Every year I take a break from coffee.
I talk about and write about and generally express my love for coffee a lot, thus, people have often assumed I am addicted. After that word kept coming up I became concerned that maybe I was and just didn’t realize it. In order to test this, I took a short break from coffee... to prove to the world and to myself that I do not NEED it.
It has become a tradition for me ever since then. A reminder that addiction is not an option. I do not want my mood and general well being to ride on coffee. Or anything, for that matter.I won’t be able to enjoy coffee, or drawing, writing or the people I care about if I put my security and contentment in them. What will I do when they let me down?

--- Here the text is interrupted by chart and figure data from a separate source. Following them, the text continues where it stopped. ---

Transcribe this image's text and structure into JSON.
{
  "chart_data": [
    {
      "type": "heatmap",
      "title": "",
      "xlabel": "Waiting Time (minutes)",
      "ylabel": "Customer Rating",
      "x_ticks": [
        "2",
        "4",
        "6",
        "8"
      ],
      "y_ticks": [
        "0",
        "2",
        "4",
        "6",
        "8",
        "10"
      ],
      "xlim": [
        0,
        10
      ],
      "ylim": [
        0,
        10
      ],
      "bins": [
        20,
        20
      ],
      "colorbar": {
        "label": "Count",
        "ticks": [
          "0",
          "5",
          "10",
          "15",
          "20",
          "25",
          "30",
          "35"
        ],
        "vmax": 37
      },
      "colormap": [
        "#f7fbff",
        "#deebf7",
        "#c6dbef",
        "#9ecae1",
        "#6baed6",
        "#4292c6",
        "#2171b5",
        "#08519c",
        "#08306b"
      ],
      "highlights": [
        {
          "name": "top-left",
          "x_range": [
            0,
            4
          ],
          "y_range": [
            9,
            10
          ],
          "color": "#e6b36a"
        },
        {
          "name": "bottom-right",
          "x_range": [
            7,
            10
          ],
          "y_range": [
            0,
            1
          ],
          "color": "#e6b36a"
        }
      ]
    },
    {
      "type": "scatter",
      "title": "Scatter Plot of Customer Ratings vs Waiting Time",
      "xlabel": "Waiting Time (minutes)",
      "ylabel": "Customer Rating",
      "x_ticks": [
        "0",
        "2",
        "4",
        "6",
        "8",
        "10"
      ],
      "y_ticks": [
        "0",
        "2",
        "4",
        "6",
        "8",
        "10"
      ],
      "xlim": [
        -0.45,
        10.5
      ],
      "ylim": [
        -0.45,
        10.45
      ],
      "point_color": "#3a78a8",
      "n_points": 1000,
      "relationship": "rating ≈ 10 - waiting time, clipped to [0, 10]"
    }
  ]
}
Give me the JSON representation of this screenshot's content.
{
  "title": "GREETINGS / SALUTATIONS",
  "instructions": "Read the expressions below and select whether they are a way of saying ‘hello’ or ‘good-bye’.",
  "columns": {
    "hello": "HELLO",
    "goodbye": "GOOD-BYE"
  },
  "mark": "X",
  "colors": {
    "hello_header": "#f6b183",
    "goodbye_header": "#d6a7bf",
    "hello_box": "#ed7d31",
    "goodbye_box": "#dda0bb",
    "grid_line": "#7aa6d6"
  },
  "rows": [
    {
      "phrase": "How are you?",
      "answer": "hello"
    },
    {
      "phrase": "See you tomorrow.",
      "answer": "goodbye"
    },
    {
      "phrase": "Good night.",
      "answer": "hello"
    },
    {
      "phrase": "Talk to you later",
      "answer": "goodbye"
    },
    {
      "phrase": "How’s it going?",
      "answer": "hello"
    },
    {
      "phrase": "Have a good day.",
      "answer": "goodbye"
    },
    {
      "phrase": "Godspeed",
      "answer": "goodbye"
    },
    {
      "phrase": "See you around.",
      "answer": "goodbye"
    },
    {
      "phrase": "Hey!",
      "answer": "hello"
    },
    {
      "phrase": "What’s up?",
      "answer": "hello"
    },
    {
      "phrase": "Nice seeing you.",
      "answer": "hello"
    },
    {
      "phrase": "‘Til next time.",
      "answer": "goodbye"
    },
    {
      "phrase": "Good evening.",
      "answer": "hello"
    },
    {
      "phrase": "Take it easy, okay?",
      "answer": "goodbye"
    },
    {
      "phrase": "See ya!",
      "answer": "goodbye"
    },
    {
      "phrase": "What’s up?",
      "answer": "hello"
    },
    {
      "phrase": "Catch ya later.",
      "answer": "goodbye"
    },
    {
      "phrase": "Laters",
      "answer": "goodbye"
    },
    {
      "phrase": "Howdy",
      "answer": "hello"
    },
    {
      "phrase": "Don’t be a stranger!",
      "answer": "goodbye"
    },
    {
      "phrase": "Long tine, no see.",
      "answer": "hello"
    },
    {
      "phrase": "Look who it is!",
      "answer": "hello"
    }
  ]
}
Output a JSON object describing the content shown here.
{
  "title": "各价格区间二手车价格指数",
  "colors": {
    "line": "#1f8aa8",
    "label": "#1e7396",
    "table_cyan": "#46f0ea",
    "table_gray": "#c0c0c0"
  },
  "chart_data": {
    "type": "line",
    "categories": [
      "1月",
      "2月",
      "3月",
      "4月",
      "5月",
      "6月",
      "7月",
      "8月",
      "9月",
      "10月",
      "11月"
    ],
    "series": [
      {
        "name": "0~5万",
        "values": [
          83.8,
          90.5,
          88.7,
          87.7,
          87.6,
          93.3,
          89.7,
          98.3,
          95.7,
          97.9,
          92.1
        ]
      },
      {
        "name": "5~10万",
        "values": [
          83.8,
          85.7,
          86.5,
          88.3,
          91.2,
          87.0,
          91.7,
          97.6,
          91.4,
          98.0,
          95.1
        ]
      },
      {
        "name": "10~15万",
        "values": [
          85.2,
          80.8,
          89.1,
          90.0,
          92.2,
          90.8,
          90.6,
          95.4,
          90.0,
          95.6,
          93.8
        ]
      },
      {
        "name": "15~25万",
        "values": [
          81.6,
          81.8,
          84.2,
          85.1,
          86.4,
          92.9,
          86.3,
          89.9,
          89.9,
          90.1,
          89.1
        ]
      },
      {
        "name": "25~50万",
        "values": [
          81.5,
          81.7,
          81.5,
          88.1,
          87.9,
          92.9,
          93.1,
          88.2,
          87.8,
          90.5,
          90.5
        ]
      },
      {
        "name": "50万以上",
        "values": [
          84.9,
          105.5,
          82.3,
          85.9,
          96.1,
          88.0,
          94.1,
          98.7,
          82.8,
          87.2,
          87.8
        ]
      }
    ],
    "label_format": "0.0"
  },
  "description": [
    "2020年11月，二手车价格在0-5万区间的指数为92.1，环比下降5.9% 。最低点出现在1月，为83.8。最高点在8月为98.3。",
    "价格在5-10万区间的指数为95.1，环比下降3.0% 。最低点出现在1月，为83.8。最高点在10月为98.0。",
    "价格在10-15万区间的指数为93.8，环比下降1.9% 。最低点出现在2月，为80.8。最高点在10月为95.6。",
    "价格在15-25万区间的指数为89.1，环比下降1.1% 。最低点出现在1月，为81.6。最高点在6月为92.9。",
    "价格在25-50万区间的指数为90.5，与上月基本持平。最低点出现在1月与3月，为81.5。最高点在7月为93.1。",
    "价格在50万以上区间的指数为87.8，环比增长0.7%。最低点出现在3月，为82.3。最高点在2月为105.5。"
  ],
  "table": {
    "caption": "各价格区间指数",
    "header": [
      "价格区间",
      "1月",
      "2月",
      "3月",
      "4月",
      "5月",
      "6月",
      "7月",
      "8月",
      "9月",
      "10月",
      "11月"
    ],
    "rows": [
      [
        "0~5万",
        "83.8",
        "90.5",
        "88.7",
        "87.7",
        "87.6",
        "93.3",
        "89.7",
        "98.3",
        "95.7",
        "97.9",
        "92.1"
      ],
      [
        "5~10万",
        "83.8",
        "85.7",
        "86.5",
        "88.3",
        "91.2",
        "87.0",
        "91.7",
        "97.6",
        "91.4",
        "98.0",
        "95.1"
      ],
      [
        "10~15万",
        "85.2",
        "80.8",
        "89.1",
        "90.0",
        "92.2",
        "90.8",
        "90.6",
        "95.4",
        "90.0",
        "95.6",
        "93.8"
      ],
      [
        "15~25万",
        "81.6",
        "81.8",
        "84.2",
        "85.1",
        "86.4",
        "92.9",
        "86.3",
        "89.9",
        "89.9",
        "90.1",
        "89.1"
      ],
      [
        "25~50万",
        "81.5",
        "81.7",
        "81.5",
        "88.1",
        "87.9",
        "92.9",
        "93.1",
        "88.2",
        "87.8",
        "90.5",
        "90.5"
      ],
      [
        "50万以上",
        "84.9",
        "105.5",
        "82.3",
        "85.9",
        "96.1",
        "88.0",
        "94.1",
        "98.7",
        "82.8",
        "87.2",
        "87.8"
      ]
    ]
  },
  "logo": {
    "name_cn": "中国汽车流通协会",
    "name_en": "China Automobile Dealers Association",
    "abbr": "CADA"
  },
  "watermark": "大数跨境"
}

As good as coffee is, not even it can make me perpetually happy. I'm afraid I'm much too needy. And I've learned that if I expect people to always be there for me and react the way I want and do what I think is best... Well, that's just unrealistic.
It is frustrating though because it's so easy to expect certain results from things and people.
And it's even easier to be let down when they don't come through the way you planned or hoped.
Furthermore, I enjoy my stuff, hobbies and loved ones much more when I just appreciate them for what they are, and don't tie my emotional well-being to their performance.
I stopped my break on Tuesday. The first coffee I had since the beginning of the month was a Starbucks Vanilla Coffee-and-milk bottled drink. The best part about going off coffee for a while is that when I get back on it all tastes clearer. I know it sounds weird but it's true. The flavors stick out a bit more. The warmth is a bit warmer. And the first couple cups of good coffee really make it all worth it.
I don't ever want the word "addiction" do describe how I am towards anything in life. It makes me feel like I am trapped. Addiction makes a good thing your worst enemy. That is why I do this every year. Coffee is much too cathartic and poetic for me to let it have that kind of power over me.
It wouldn't be fair to either of us.
Anna, you are wise beyond your years!!